Zu Beginn variierten die Bleispiegel im Blut zwischen 1 und 56 μg/dl, mit einem Mittelwert von 2,71 μg/dl. Ein Fünftel der Teilnehmer hatte Konzentrationen höher als 5 μg/dl, nur bei 9% lagen sie unterhalb der Nachweisgrenze.

Fast derselbe Zeitraum wird in Deutschland durch die Bleianalysen des UBA abgedeckt: So hatten dem Survey 1998 zufolge Frauen im Schnitt 7 μg/dl Blei im Blut, Männer 9 μg/dl, jeweils bezogen auf die Altersgruppe zwischen 18 und 69 Jahren. Bei Kindern von 3 bis 14 Jahren wurden im Kinder-Umwelt-Survey 3,5 μg/dl für den Zeitraum 2003/2006 gemessen.

Wieviel Blei die Menschen in Deutschland heutzutage im Blut haben, ist nicht bekannt, denn aktuelle Zahlen sind laut UBA nicht verfügbar. Zwar habe die Kommission Human Biomonitoring, die Körperflüssigkeiten und -gewebe auf Umwelteinflüsse beobachtet, neuere Angaben zur Bleibelastung aus den Bundesländern gesammelt. Jedoch kamen die Experten im Oktober 2011 zu dem Schluss, dass die Daten nicht als repräsentativ gelten könnten.
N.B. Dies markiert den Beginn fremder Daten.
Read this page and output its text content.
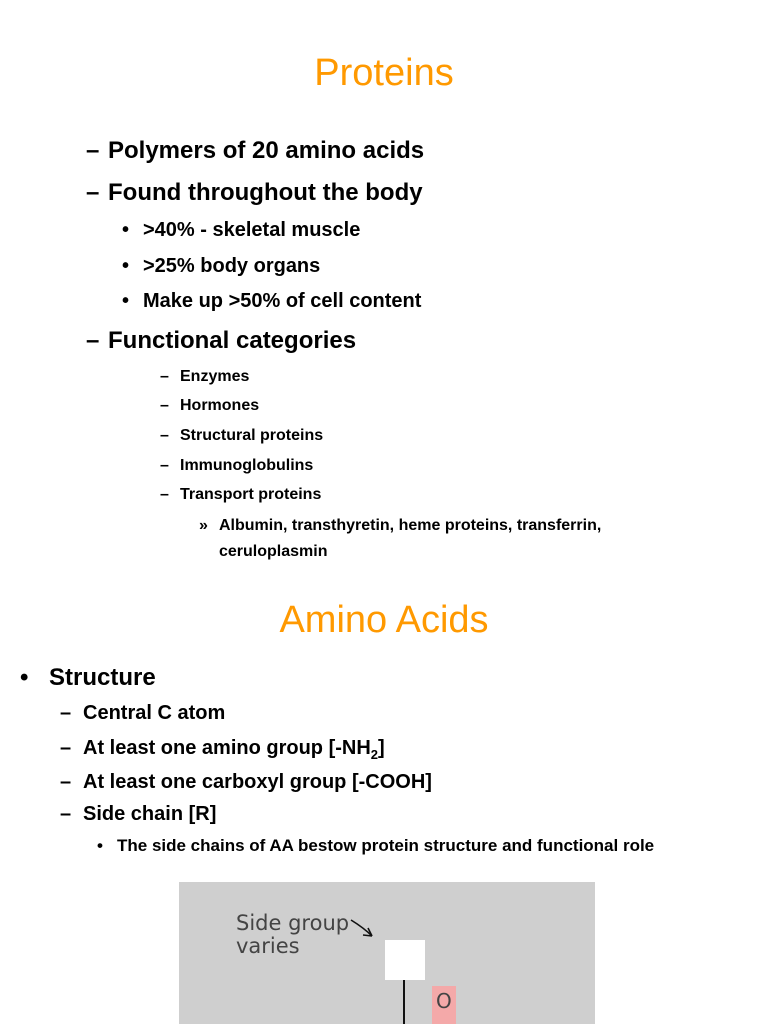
Proteins
– Polymers of 20 amino acids
– Found throughout the body
• >40% - skeletal muscle
• >25% body organs
• Make up >50% of cell content
– Functional categories
– Enzymes
– Hormones
– Structural proteins
– Immunoglobulins
– Transport proteins
» Albumin, transthyretin, heme proteins, transferrin,
ceruloplasmin
Amino Acids
• Structure
– Central C atom
– At least one amino group $[-NH_2]$
– At least one carboxyl group [-COOH]
– Side chain [R]
• The side chains of AA bestow protein structure and functional role
Side group
varies
O
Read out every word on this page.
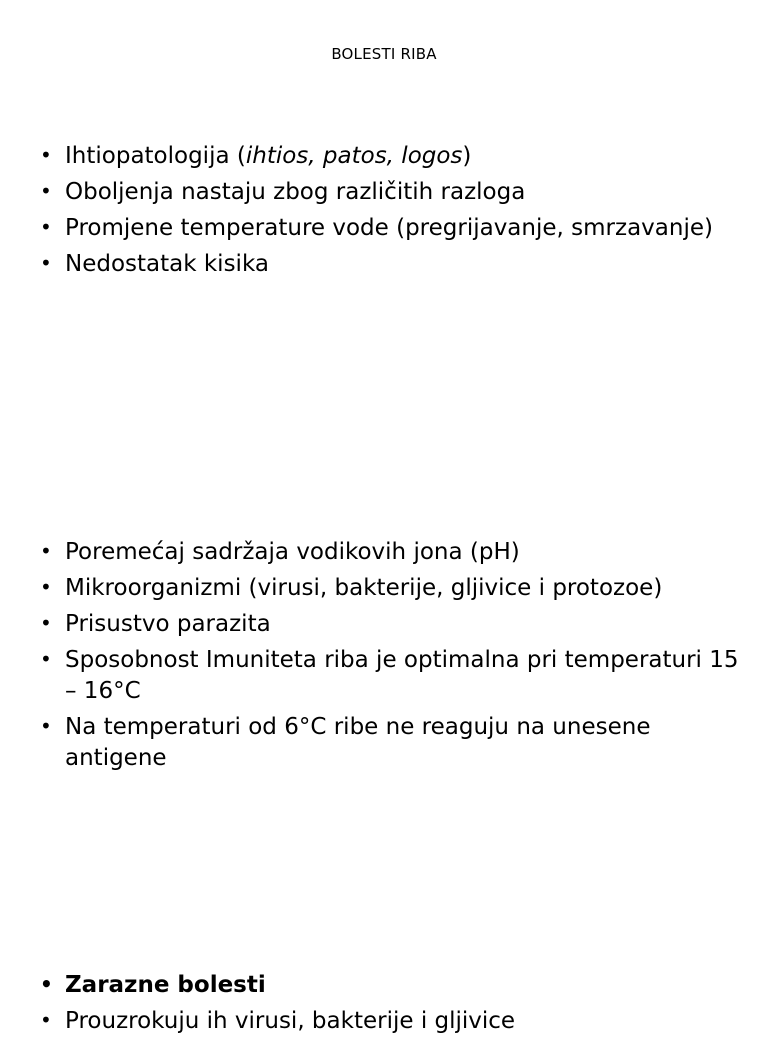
BOLESTI RIBA
• Ihtiopatologija (ihtios, patos, logos)
• Oboljenja nastaju zbog različitih razloga
• Promjene temperature vode (pregrijavanje, smrzavanje)
• Nedostatak kisika
• Poremećaj sadržaja vodikovih jona (pH)
• Mikroorganizmi (virusi, bakterije, gljivice i protozoe)
• Prisustvo parazita
• Sposobnost Imuniteta riba je optimalna pri temperaturi 15 – 16°C
• Na temperaturi od 6°C ribe ne reaguju na unesene antigene
• Zarazne bolesti
• Prouzrokuju ih virusi, bakterije i gljivice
Dennoch vermuteten sie, dass die Belastung gegenüber 1998 deutlich abgenommen hat und die Referenzwerte sowohl für Frauen als auch für Männer mittlerweile unter 5 μg/dl liegen.

Die US-Wissenschaftler fanden nach dem Studienzeitraum von median 19,3 Jahren heraus: Zwischen den anfänglichen Blutwerten für Blei und den Sterberaten bestanden enge Korrelationen. In der 90. Perzentile – entsprechend Bleiwerten ab 6,7 μg/dl – war die allgemeine Mortalität im Vergleich zur 10. Perzentile – bei bis zu 1 μg/dl – um 40% erhöht, die kardiovaskuläre Mortalität um 70% und die Mortalität durch ischämische Herzkrankheiten mehr als verdoppelt. Ein ähnliches Muster ergab sich, selbst dann, wenn die Analyse auf Konzentrationen unter 5 μg/dl begrenzt blieb.
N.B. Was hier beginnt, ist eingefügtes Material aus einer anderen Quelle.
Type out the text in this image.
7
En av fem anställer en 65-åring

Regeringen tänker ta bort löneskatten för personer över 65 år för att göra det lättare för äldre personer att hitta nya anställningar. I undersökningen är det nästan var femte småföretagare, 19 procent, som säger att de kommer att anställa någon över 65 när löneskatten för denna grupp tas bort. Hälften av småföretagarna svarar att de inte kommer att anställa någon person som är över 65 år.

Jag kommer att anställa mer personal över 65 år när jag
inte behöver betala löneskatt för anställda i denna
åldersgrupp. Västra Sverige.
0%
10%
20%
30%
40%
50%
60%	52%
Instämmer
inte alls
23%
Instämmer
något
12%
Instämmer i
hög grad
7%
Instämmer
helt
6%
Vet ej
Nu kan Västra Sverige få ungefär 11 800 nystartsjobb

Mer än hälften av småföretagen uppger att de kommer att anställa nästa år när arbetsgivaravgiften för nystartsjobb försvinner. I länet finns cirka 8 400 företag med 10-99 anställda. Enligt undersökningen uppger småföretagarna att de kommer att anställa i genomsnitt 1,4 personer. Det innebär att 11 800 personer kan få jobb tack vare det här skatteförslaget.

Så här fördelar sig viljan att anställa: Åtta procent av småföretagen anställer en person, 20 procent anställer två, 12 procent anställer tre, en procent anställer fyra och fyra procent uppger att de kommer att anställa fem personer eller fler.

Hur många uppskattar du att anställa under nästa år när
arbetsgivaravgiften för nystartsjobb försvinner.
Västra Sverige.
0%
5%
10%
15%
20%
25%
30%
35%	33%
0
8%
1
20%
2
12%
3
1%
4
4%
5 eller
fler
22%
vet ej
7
Jüngere Menschen und Nichtraucher sind besonders gefährdet

Auf Grundlage ihrer Daten haben Lanphear und seine Mitarbeiter kalkuliert, dass 18% der Menschen in den USA an den langfristigen Folgen einer Blei-Intoxikation sterben, und zwar jährlich 412.000 von insgesamt 2,3 Millionen. Davon geht der Hauptanteil, nämlich 250.000, auf das Konto von kardiovaskulären Erkrankungen.
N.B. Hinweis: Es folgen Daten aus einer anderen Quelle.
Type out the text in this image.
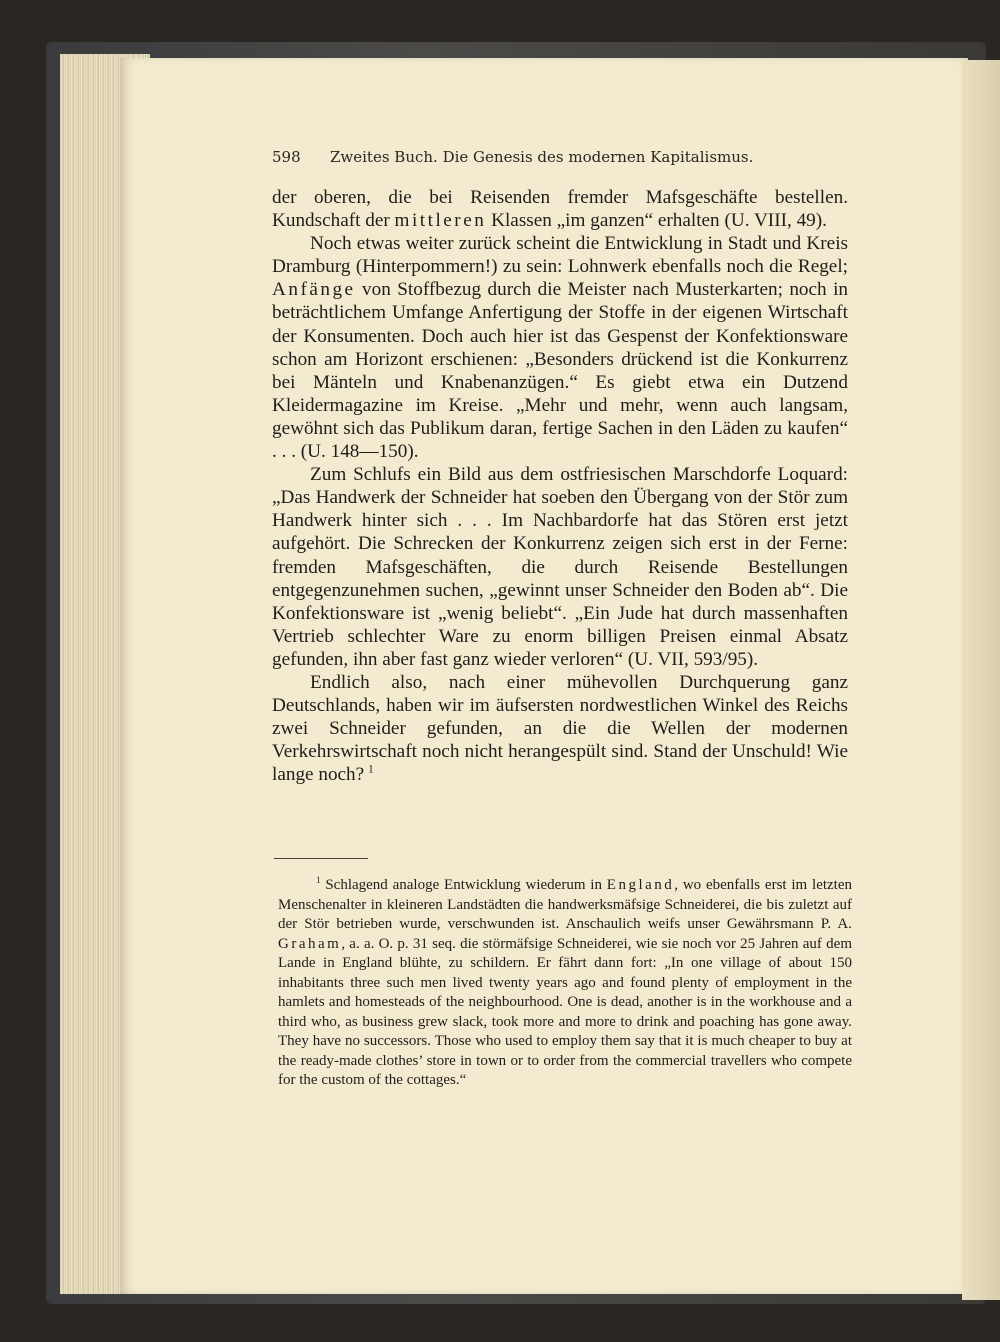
598 Zweites Buch. Die Genesis des modernen Kapitalismus.

der oberen, die bei Reisenden fremder Mafsgeschäfte bestellen. Kundschaft der mittleren Klassen „im ganzen“ erhalten (U. VIII, 49).

Noch etwas weiter zurück scheint die Entwicklung in Stadt und Kreis Dramburg (Hinterpommern!) zu sein: Lohnwerk ebenfalls noch die Regel; Anfänge von Stoffbezug durch die Meister nach Musterkarten; noch in beträchtlichem Umfange Anfertigung der Stoffe in der eigenen Wirtschaft der Konsumenten. Doch auch hier ist das Gespenst der Konfektionsware schon am Horizont erschienen: „Besonders drückend ist die Konkurrenz bei Mänteln und Knabenanzügen.“ Es giebt etwa ein Dutzend Kleidermagazine im Kreise. „Mehr und mehr, wenn auch langsam, gewöhnt sich das Publikum daran, fertige Sachen in den Läden zu kaufen“ . . . (U. 148—150).

Zum Schlufs ein Bild aus dem ostfriesischen Marschdorfe Loquard: „Das Handwerk der Schneider hat soeben den Übergang von der Stör zum Handwerk hinter sich . . . Im Nachbardorfe hat das Stören erst jetzt aufgehört. Die Schrecken der Konkurrenz zeigen sich erst in der Ferne: fremden Mafsgeschäften, die durch Reisende Bestellungen entgegenzunehmen suchen, „gewinnt unser Schneider den Boden ab“. Die Konfektionsware ist „wenig beliebt“. „Ein Jude hat durch massenhaften Vertrieb schlechter Ware zu enorm billigen Preisen einmal Absatz gefunden, ihn aber fast ganz wieder verloren“ (U. VII, 593/95).

Endlich also, nach einer mühevollen Durchquerung ganz Deutschlands, haben wir im äufsersten nordwestlichen Winkel des Reichs zwei Schneider gefunden, an die die Wellen der modernen Verkehrswirtschaft noch nicht herangespült sind. Stand der Unschuld! Wie lange noch?  $^1$

$^1$ Schlagend analoge Entwicklung wiederum in England, wo ebenfalls erst im letzten Menschenalter in kleineren Landstädten die handwerksmäfsige Schneiderei, die bis zuletzt auf der Stör betrieben wurde, verschwunden ist. Anschaulich weifs unser Gewährsmann P. A. Graham, a. a. O. p. 31 seq. die störmäfsige Schneiderei, wie sie noch vor 25 Jahren auf dem Lande in England blühte, zu schildern. Er fährt dann fort: „In one village of about 150 inhabitants three such men lived twenty years ago and found plenty of employment in the hamlets and homesteads of the neighbourhood. One is dead, another is in the workhouse and a third who, as business grew slack, took more and more to drink and poaching has gone away. They have no successors. Those who used to employ them say that it is much cheaper to buy at the ready-made clothes’ store in town or to order from the commercial travellers who compete for the custom of the cottages.“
Eine überraschende Entdeckung: Die Assoziation zu diesen Krankheiten ist bei niedrigen Spiegeln proportional größer als bei höheren, das heißt, die Mortalität steigt schärfer an – eine sogenannte supralineare Dosis-Wirkungs-Beziehung.

Weiterhin sind Personen unter 50 Jahre im Vergleich zu älteren anfälliger gegen die Schädigung durch Blei. Die Wahrscheinlichkeit, mit der im Beobachtungszeitraum das jeweilige Ereignis bei den beiden Altersgruppen eintrat (Hazard Ratio, HR), betrug für Todesfälle gleich welcher Ursache 2,24 versus 1,53, für die kardiovaskuläre Mortalität 2,93 versus 2,08 und für die Mortalität infolge ischämischer Herzerkrankungen 4,68 versus 2,46.

Ähnlich übertraf bei Nichtrauchern die Blei-assoziierte kardiovaskuläre Mortalität mit einem HR-Wert von 2,19 die Marke von 1,32 bei Rauchern beträchtlich. Wie die kanadischen Forscher erläutern, erreicht die allgemeine und kardiovaskuläre Mortalität, die auf Blei zurückgeht, ein ähnliches Ausmaß wie die Gefahr durch Zigaretten. Dabei sei in Rechnung zu stellen, dass nur 20% der US-Bürger rauchen, aber der Studie zufolge 90% mit Blei belastet sind. Das bedeutet: Selbst wenn das relative Risiko eines Giftstoffs geringer ist als das eines anderen, kann er größeren Schaden anrichten, wenn die Exposition mehr Menschen betrifft.

 
Die Ergebnisse legen nahe, dass selbst eine geringfügige Blei-Exposition ein wichtiger, weithin übersehener Risikofaktor für Todesfälle in den USA ist … Prof. Dr. Bruce P. Lanphear und Kollegen
 

Bei ihrer Auswertung hatten die Wissenschaftler auch verschiedene Variablen daraufhin abgeklopft, ob sie die Ergebnisse verfälschen könnten. Aber weder für Alter, Geschlecht, ethnische Herkunft, Lage des Wohnorts oder Einkommen, noch für Diabetes, Hypertonie, Serumcholesterin, Alkoholkonsum oder Rauchen ließ sich eine Verzerrung herausfiltern.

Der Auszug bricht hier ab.